Research that isn't or can never be replicated is just barely better than speculation, and not really worth much of anything. If someone wants to fund science, we should be insisting that the process is actual science and the results are meaningful.


Yeah, I completely agree with all of that.

But again, this is an economic problem. In a perfect world, we'd have an infinite fund for doing science and you couldn't publish a paper until your results were reproduced.

But we live in a capitalist society where incentives are profit-driven (mostly). That's a reality regardless of whether you think it's good or bad.


That's why we need strong regulation and oversight. We know humans are highly vulnerable to greed. We can't (and arguably shouldn't) change that. We can however put measures in place to limit the harm we do to ourselves because of it.


> Isn't that an economic problem rather than a scientific one?

I'll add the other sentence from the first paragraph of the source above.

>Because the reproducibility of empirical results is an essential part of the scientific method, such failures undermine the credibility of theories building on them and potentially of substantial parts of scientific knowledge.


I'm not disagreeing that reproducibility is a problem. Of course it is.

I'm asking how to fix it. How do we incentivise reproducibility?


You have to fund it, simple as that. Tenure is granted to professors who get grants. Grants are gotten by publishing papers. Papers are published by conducting novel research.

One thing we could do is mandate that some portion of all grant money has to be given to independent researchers who will work to confirm your findings. I could imagine some downsides to doing this, but at least it would put money in play.

Also, another problem is that the people doing research are usually grad students working toward a Ph.D.. No one wants to do a Ph.D. confirming someone else's results. You'd need some other workforce to do the work of reproducing research. Again, doable but there needs to be money allocated for this task.


Replication as part of scientific consensus-building dates back at least to the air-pump experiments of 17th century.

See e.g. “Leviathan and the Air-Pump”


I've been wondering the same.


> Do you really think that if you were to look at most research done between 1897 and 1922, the overall quality would be higher?

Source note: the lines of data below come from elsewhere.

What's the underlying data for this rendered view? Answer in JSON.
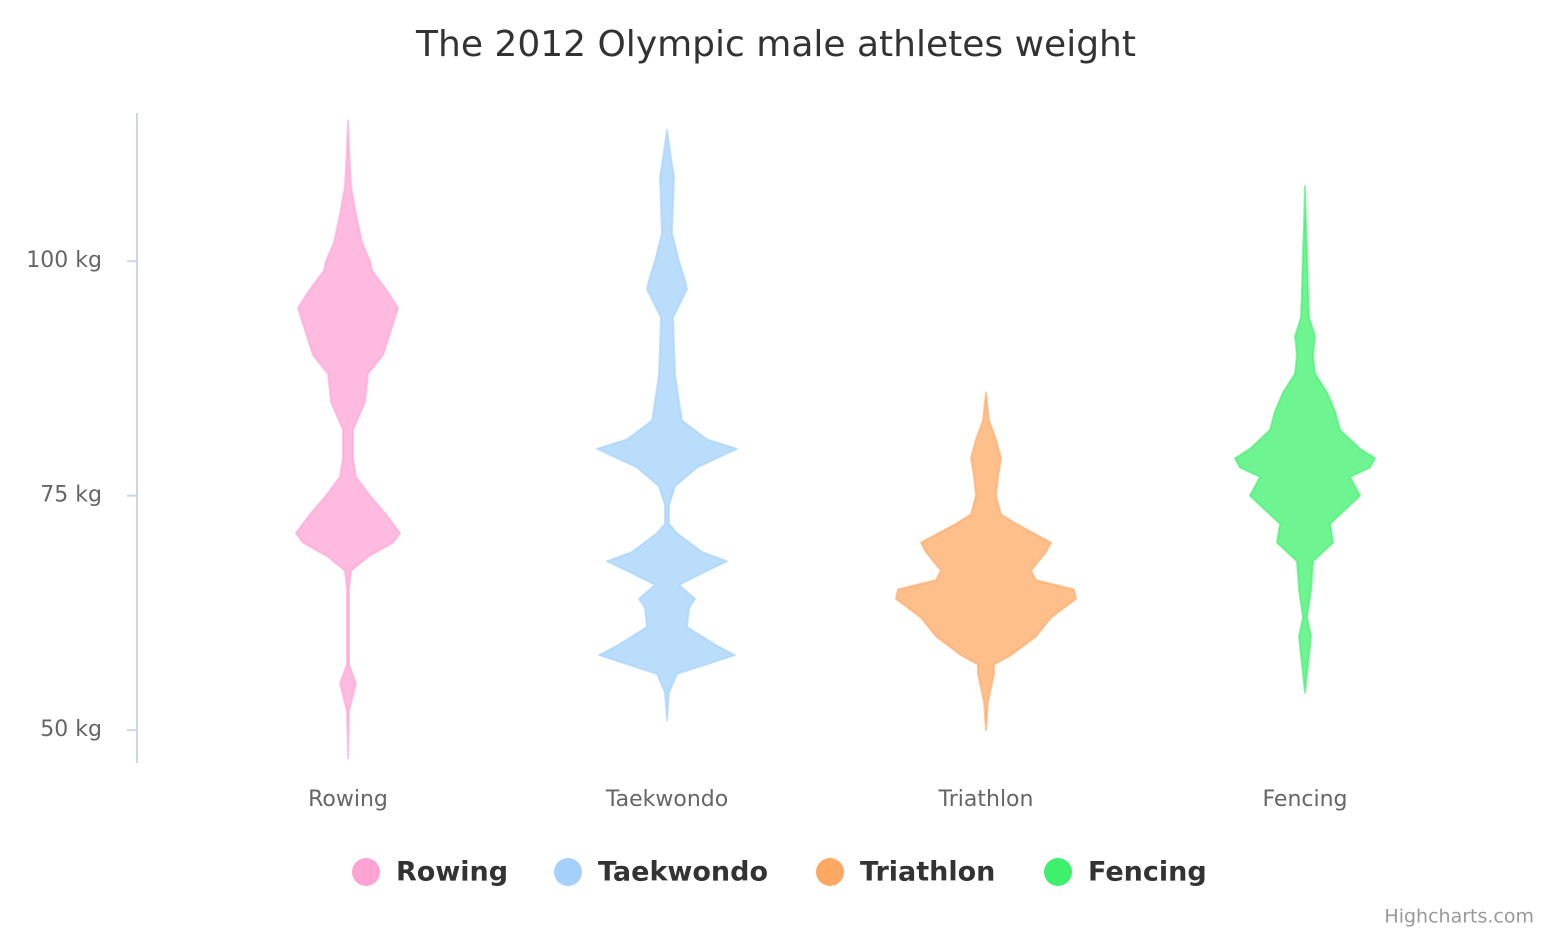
{
  "chart_data": {
    "type": "violin",
    "title": "The 2012 Olympic male athletes weight",
    "categories": [
      "Rowing",
      "Taekwondo",
      "Triathlon",
      "Fencing"
    ],
    "ylim": [
      46.5,
      115.8
    ],
    "yticks": [
      {
        "value": 50,
        "label": "50 kg"
      },
      {
        "value": 75,
        "label": "75 kg"
      },
      {
        "value": 100,
        "label": "100 kg"
      }
    ],
    "credits": "Highcharts.com",
    "series": [
      {
        "name": "Rowing",
        "color": "#ffa3d4",
        "values": [
          47,
          52,
          55,
          57,
          60,
          65,
          67,
          68.5,
          70,
          71,
          73,
          75,
          77,
          79,
          82,
          85,
          88,
          90,
          93,
          95,
          97,
          99,
          100,
          102,
          105,
          108,
          112,
          115
        ],
        "density": [
          0,
          0.01,
          0.08,
          0.01,
          0.01,
          0.01,
          0.03,
          0.2,
          0.45,
          0.52,
          0.38,
          0.22,
          0.08,
          0.05,
          0.05,
          0.17,
          0.2,
          0.35,
          0.44,
          0.5,
          0.38,
          0.24,
          0.22,
          0.14,
          0.08,
          0.03,
          0.01,
          0
        ]
      },
      {
        "name": "Taekwondo",
        "color": "#a3d1fb",
        "values": [
          51,
          54,
          56,
          58,
          59,
          61,
          63,
          64,
          65.5,
          67,
          68,
          69,
          71,
          72,
          74,
          76,
          78,
          80,
          81,
          83,
          85,
          88,
          91,
          94,
          97,
          98,
          100,
          103,
          106,
          109,
          111,
          114
        ],
        "density": [
          0,
          0.02,
          0.1,
          0.68,
          0.5,
          0.2,
          0.22,
          0.28,
          0.12,
          0.4,
          0.6,
          0.35,
          0.1,
          0.02,
          0.02,
          0.08,
          0.3,
          0.7,
          0.4,
          0.15,
          0.12,
          0.08,
          0.07,
          0.06,
          0.2,
          0.18,
          0.12,
          0.05,
          0.06,
          0.07,
          0.04,
          0
        ]
      },
      {
        "name": "Triathlon",
        "color": "#fda964",
        "values": [
          50,
          53,
          56,
          57,
          58,
          60,
          62,
          64,
          65,
          66,
          67,
          69,
          70,
          72,
          73,
          75,
          77,
          79,
          81,
          83,
          86
        ],
        "density": [
          0,
          0.02,
          0.08,
          0.08,
          0.25,
          0.5,
          0.65,
          0.9,
          0.88,
          0.5,
          0.45,
          0.6,
          0.65,
          0.3,
          0.15,
          0.1,
          0.12,
          0.15,
          0.1,
          0.03,
          0
        ]
      },
      {
        "name": "Fencing",
        "color": "#3ef06b",
        "values": [
          54,
          57,
          60,
          62,
          65,
          68,
          70,
          72,
          74,
          75,
          77,
          78,
          79,
          80,
          82,
          84,
          86,
          88,
          90,
          92,
          94,
          97,
          101,
          104,
          108
        ],
        "density": [
          0,
          0.03,
          0.06,
          0.02,
          0.06,
          0.08,
          0.28,
          0.25,
          0.45,
          0.55,
          0.45,
          0.65,
          0.7,
          0.55,
          0.35,
          0.3,
          0.22,
          0.1,
          0.08,
          0.1,
          0.04,
          0.03,
          0.02,
          0.01,
          0
        ]
      }
    ]
  }
}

I suspect yes, because the poor research was simply not be being done. Science was not a career, there was no pressure to publish, it was the pastime of an elite few.


> I suspect yes, because the poor research was simply not be being done. Science was not a career, there was no pressure to publish, it was the pastime of an elite few.

One of the critiques I hear about Academia these days, even in hard sciences, is that it is now significantly more dominated by the sons and daughters of elites (who don't have to take out loans and can afford unpaid research opportunities etc. etc.) So it might be on its way back to that.


N-rays (1903) would be a counter-example, but I can't speak as to the overall statistics of any scientific field that far back.


The exponential growth of spending on research is the main factor working to dilute quality and to corrupt the process.


Not to mention the "publish or perish" ethos that has become such an integral part of promotion & retention policy (and grants) in so many academic institutions.